Casa Terracotta resterà chiusa il 21 marzo e il 4 aprile 2024.
L’accesso a Casa Terracota non è adatto alle persone con mobilità ridotta.

Il nostro verdetto: un luogo da non perdere!
Casa Terracota è sicuramente un luogo straordinario. Anche se non siamo particolarmente appassionati di architettura, questo posto ci ha davvero sorpreso e incuriosito. I dettagli della decorazione, che attingono a un “immaginazione un po” folle, danno la possibilità di perdersi per un attimo nel proprio subconscio. E pensare che la casa è anche funzionale, in modo da potervi vivere a lungo, è impressionante. I balconi e le terrazze offrono una vista superba sulle Ande.

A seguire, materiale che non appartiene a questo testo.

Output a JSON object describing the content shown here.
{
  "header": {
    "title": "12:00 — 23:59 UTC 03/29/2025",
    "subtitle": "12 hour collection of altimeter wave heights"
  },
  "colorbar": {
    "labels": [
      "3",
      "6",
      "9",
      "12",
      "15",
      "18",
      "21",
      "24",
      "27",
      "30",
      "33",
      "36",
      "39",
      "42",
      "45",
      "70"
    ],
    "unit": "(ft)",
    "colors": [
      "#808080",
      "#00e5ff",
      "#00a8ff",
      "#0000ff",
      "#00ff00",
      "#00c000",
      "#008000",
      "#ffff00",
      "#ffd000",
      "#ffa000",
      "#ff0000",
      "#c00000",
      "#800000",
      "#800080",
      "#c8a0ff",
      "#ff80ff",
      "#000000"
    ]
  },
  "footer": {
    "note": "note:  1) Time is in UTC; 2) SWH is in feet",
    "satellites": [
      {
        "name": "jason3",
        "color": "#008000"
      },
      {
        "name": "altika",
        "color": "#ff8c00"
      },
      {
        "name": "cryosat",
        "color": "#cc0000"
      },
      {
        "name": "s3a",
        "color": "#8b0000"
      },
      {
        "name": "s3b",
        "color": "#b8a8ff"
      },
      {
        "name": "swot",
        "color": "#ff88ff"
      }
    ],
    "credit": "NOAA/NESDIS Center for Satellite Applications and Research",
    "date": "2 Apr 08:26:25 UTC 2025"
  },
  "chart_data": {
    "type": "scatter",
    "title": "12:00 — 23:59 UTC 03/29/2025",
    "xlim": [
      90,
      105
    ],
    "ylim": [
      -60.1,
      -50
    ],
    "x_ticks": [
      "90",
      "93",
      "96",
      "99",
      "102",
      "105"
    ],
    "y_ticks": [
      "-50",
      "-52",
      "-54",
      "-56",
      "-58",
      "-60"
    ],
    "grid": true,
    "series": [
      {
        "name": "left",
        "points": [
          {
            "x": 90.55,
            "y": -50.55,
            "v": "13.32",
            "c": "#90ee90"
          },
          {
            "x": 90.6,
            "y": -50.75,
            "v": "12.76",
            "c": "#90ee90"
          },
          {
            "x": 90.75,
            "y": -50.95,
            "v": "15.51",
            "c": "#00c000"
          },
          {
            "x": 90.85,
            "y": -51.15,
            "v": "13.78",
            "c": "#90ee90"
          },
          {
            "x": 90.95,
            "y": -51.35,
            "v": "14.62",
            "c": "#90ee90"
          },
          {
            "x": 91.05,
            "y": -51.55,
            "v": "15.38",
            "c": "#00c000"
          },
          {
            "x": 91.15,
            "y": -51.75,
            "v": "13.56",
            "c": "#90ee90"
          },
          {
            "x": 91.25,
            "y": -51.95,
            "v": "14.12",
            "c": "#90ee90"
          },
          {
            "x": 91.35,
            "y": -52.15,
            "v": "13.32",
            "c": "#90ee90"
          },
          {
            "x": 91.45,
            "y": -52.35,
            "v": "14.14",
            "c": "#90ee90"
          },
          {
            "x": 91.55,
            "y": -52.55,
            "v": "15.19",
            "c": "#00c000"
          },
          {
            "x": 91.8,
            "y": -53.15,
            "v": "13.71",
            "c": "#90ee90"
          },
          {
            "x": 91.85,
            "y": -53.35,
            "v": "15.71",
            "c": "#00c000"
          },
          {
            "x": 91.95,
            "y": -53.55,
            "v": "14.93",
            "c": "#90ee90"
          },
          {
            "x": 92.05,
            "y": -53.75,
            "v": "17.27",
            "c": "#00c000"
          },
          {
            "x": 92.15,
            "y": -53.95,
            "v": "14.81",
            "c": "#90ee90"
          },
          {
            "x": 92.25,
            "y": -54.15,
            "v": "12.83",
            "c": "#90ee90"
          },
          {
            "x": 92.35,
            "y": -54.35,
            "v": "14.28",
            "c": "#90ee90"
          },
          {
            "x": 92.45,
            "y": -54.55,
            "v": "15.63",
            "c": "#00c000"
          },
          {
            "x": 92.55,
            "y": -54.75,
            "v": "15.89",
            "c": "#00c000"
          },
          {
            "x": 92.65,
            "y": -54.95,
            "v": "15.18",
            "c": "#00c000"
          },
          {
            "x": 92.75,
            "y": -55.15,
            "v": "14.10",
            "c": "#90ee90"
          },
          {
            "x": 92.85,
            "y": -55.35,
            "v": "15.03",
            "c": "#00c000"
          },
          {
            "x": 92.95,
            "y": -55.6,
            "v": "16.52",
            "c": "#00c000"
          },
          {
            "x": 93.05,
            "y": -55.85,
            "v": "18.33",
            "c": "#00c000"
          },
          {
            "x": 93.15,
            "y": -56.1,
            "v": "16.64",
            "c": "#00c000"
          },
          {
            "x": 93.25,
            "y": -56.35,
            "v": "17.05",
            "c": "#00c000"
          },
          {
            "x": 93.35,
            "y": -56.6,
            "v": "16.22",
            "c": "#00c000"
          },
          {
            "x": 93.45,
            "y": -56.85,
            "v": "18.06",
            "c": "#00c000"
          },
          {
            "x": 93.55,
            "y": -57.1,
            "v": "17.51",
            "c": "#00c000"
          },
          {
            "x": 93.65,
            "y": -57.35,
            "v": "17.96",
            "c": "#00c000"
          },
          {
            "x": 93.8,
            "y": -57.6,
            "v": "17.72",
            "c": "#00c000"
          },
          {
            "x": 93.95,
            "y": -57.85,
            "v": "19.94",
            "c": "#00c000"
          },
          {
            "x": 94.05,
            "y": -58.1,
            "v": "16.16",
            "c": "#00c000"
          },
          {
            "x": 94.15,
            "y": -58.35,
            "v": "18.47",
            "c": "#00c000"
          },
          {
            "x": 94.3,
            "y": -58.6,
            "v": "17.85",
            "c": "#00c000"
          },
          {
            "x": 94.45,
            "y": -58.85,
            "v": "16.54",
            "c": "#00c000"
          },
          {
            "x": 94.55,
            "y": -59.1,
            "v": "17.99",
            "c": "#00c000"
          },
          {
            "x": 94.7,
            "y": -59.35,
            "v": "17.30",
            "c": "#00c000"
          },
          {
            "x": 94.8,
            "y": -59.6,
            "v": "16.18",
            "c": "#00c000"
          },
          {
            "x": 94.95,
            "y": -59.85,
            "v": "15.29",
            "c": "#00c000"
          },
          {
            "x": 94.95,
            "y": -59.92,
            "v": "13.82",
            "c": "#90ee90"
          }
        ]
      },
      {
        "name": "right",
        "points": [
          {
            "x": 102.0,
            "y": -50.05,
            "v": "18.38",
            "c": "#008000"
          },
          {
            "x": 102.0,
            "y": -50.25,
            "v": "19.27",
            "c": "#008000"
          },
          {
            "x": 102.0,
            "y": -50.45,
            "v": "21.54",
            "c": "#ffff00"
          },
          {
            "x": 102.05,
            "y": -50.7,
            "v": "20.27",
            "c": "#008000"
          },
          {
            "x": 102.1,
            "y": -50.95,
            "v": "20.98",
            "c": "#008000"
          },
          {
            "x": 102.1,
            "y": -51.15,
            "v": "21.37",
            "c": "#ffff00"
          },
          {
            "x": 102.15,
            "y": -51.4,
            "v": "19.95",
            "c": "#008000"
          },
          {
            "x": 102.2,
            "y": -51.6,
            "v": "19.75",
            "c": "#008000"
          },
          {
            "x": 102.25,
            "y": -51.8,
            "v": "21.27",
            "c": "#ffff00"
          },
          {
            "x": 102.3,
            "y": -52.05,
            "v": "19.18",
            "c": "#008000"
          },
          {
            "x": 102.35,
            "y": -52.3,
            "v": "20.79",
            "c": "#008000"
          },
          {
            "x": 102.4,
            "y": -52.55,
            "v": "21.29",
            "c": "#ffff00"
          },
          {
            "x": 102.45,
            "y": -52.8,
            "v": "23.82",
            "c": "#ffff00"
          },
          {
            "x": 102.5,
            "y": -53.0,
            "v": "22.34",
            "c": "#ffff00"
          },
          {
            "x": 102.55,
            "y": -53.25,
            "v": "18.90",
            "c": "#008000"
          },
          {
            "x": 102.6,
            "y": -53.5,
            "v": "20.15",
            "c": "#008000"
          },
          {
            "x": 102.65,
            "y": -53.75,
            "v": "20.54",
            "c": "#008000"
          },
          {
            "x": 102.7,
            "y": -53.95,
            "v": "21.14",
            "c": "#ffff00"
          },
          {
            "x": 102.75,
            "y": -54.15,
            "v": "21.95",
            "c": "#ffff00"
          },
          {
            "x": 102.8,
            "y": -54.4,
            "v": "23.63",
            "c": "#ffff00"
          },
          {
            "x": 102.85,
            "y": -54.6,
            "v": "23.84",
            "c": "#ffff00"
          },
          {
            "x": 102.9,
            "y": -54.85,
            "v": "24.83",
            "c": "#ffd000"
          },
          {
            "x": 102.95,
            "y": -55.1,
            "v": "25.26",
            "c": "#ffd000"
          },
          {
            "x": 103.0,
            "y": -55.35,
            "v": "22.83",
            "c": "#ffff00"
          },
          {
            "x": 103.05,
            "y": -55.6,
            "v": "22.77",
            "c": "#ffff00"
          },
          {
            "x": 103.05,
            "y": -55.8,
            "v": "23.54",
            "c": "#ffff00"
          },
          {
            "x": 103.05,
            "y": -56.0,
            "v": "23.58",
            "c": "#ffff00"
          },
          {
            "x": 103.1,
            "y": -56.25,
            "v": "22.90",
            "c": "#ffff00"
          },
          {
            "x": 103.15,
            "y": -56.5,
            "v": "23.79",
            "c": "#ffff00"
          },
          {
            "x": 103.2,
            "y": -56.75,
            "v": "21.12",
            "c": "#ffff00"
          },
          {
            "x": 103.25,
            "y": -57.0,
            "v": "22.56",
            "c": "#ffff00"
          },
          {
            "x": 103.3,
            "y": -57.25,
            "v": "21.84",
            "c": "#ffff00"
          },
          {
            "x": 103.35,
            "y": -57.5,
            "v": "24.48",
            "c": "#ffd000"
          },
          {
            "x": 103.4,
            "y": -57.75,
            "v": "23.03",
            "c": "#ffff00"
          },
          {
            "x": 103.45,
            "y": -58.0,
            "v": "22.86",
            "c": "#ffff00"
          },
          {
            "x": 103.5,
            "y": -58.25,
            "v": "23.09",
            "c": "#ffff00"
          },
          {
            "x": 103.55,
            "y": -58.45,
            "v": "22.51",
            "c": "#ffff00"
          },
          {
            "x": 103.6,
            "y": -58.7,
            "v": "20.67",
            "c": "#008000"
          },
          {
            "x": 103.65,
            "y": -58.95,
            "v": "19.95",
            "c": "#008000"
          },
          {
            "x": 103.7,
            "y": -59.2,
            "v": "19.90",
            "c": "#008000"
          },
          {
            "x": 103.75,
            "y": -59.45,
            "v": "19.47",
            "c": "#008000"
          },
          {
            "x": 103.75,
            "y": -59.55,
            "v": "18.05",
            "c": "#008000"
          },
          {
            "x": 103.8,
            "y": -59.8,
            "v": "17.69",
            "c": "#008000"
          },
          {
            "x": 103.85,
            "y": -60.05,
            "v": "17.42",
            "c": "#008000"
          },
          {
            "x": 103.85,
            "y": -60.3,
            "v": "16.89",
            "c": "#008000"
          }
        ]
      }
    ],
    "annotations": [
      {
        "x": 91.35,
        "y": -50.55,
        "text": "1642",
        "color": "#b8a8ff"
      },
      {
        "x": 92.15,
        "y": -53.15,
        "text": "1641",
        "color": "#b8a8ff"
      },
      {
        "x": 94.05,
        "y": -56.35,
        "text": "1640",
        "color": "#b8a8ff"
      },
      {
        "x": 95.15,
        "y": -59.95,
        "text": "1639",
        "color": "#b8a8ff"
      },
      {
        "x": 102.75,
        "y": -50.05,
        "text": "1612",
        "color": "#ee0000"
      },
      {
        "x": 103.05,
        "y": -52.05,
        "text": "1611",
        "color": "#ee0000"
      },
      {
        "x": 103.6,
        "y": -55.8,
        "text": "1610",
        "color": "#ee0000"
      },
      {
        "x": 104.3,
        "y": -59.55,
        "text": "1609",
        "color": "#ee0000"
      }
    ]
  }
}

Tuttavia, quando l “abbiamo visitata nel 2019, le visite potevano essere effettuate senza guida. Oggi è possibile visitare l” interno di Casa Terracotta, l “esterno e i giardini, con un” audioguida, durante la quale Octavio Mendoza Morales racconta i segreti e le curiosità del suo lavoro. La visita dura al massimo 1 ora e 15 minuti.